I step back. “I’m pretty clumsy,” I say.
“Are you kidding?” He still has my hand, and he twirls me. “Look at you. Dancing like a pro.”
The music is still going, and he walks with me, not pulling me to him, but holding only one hand. His steps are still in waltz time, one-two-three, and I instinctively walk with him, matching his stride.
We remain apart, and I calm down from my thoughts about paternity suits, falling back into the dance, turning in, then out, facing, apart, following his guide. He’s an amazing teacher, but of course he is, guiding all those contestants week after week, taking dancers of all skill levels into competition with each other for his approval.
“How would I do?” I ask without thinking.
“You’re doing fine,” he says.
“On your show, I mean.” I want my mouth to shut up, but it just keeps talking. “If you were teaching me to perform with you.”
His expression is thoughtful. “Well, I would be impressed by your ability to follow me so soon. But…”
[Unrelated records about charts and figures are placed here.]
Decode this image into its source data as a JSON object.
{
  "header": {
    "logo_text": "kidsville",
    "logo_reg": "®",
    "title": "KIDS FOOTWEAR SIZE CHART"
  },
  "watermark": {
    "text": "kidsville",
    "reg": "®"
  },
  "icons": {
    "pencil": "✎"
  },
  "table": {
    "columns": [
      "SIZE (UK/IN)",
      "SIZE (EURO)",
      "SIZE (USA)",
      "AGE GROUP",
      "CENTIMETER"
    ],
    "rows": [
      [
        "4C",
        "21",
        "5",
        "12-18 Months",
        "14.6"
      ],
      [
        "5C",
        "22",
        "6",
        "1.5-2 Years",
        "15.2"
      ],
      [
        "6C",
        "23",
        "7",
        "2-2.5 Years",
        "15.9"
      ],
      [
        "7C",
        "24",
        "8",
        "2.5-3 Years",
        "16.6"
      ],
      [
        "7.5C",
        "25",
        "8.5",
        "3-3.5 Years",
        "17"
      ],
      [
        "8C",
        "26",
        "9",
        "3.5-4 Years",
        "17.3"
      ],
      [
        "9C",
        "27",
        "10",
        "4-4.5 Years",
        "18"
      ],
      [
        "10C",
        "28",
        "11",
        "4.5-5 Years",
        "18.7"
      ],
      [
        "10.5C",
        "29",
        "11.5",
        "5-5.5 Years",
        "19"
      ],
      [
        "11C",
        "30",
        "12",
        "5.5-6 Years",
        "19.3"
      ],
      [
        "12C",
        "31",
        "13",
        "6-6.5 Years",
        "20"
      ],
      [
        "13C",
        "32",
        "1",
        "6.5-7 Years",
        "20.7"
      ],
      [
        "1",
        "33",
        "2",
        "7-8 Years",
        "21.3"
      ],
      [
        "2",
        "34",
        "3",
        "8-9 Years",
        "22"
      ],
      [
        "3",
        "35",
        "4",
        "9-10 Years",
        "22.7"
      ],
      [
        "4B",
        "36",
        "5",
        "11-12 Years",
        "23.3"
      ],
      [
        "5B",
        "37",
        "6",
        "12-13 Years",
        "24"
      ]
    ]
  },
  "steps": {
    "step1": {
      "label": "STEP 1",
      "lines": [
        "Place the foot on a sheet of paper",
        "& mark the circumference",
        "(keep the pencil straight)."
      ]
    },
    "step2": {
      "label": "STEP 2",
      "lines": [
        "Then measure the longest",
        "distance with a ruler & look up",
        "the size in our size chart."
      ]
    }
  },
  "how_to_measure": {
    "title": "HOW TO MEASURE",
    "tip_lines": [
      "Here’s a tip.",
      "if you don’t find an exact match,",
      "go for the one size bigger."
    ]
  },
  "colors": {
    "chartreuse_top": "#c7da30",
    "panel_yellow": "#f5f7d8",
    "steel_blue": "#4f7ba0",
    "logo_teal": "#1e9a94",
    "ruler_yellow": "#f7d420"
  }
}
Without warning, he turns, slides his hand beneath my back, and takes me off balance. I’m in a dip, weight on his arm, my face inches from his again.
“We’d probably dance more like this,” he says.
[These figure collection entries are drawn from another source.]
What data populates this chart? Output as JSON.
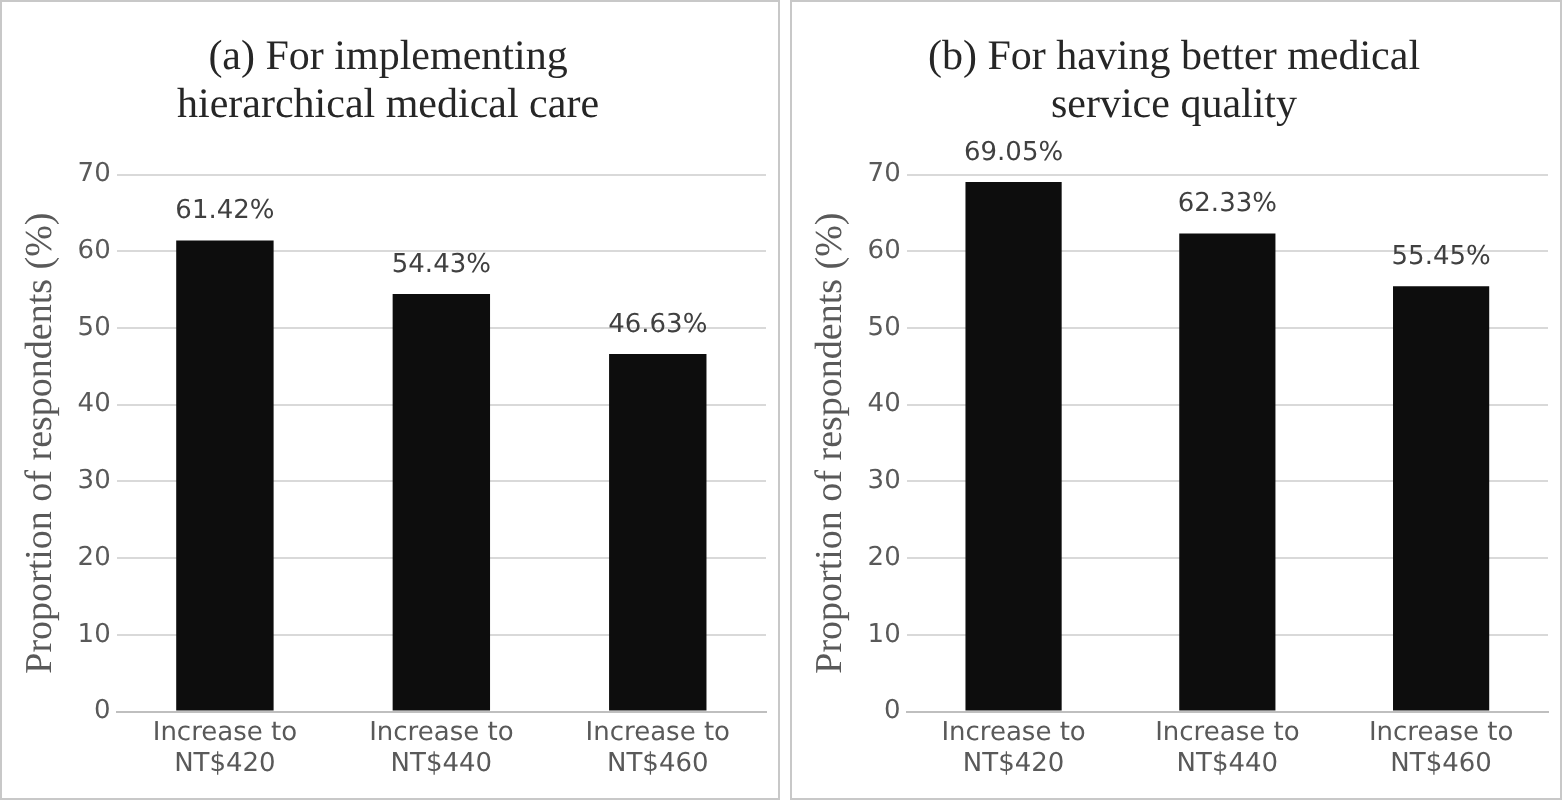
{
  "chart_data": [
    {
      "type": "bar",
      "title": "(a) For implementing hierarchical medical care",
      "ylabel": "Proportion of respondents (%)",
      "categories": [
        "Increase to NT$420",
        "Increase to NT$440",
        "Increase to NT$460"
      ],
      "values": [
        61.42,
        54.43,
        46.63
      ],
      "value_labels": [
        "61.42%",
        "54.43%",
        "46.63%"
      ],
      "color": "#0d0d0d",
      "ylim": [
        0,
        70
      ],
      "yticks": [
        0,
        10,
        20,
        30,
        40,
        50,
        60,
        70
      ],
      "grid": "y",
      "legend": false
    },
    {
      "type": "bar",
      "title": "(b) For having better medical service quality",
      "ylabel": "Proportion of respondents (%)",
      "categories": [
        "Increase to NT$420",
        "Increase to NT$440",
        "Increase to NT$460"
      ],
      "values": [
        69.05,
        62.33,
        55.45
      ],
      "value_labels": [
        "69.05%",
        "62.33%",
        "55.45%"
      ],
      "color": "#0d0d0d",
      "ylim": [
        0,
        70
      ],
      "yticks": [
        0,
        10,
        20,
        30,
        40,
        50,
        60,
        70
      ],
      "grid": "y",
      "legend": false
    }
  ]
}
He holds the position, and I’ve forgotten how to breathe. I’m completely at his mercy, gripped by him, my hair streaming toward the floor.
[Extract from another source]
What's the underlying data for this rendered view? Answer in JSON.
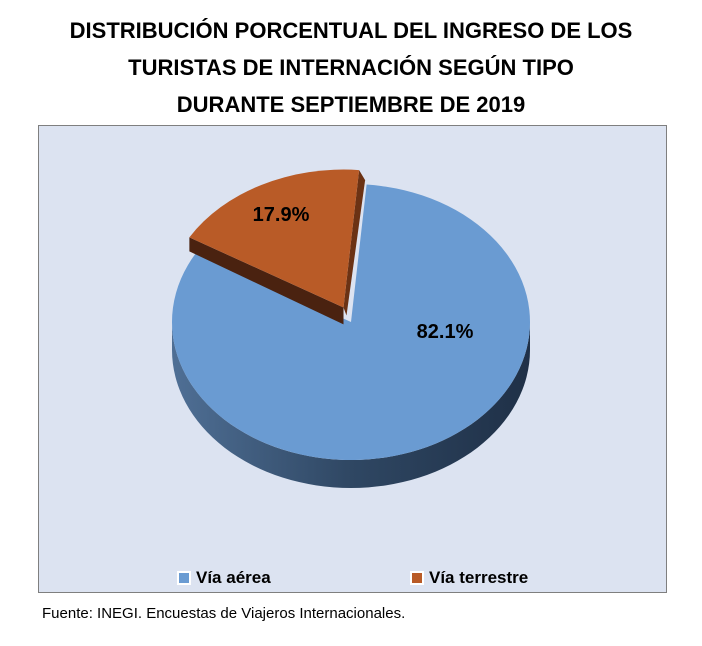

His lips are paralyzingly close. He’s going to do it. He’s going to treat me like the women in his competition. Kiss me. Give a good show.
“For the audience,” I say.
This breaks the spell. He lifts me back to standing. “For the audience,” he says, a confirmation. “It’s all about the ratings. It has to seem as though every girl has a chance or they won’t keep watching.”
He releases me and heads back toward the stereo.
“Do they all have a chance?” I ask. “Or is it scripted?”
He stops the waltz and the room goes silent. “You’re asking trade secrets,” he says.
Of course he wouldn’t tell me things like that. For all he knows, I’m the type to sell my story to one of those sketchy magazines at the checkout line. Blitz is a favorite topic. He frequently makes the cover. Now that I think about it, I’m pretty sure some of the links I saw yesterday involved the paternity suits.
I wonder what a story like that is worth. Enough to get an apartment of my own?
God, I’m horrible. I could never do that.
Could I?
Blitz puts on a tango, and I think about that scene from his show with the girl on the red satin bed. How she stripped for him.
“This is a more challenging dance,” he says. “Latin dances have so much more passion. It’s a good test for the, well, compatibility of a woman with my style.”
Now he looks like Blitz. His walk has that predatory quality, as though he is coming for me, and there is no escape. The song begins, and he circles me, stepping in time with the music. First slow, then fast. Slow, then fast.
My heart hammers. There are so many sides to this man. Are they all real? Or are some an illusion, such an integral part of his image that he no longer separates it from his real self?
I’m no different. I’m naive, I know, about culture and current events and how to act in social situations at my age. But I’ve seen plenty, done plenty, broken some of the most powerful rules of society.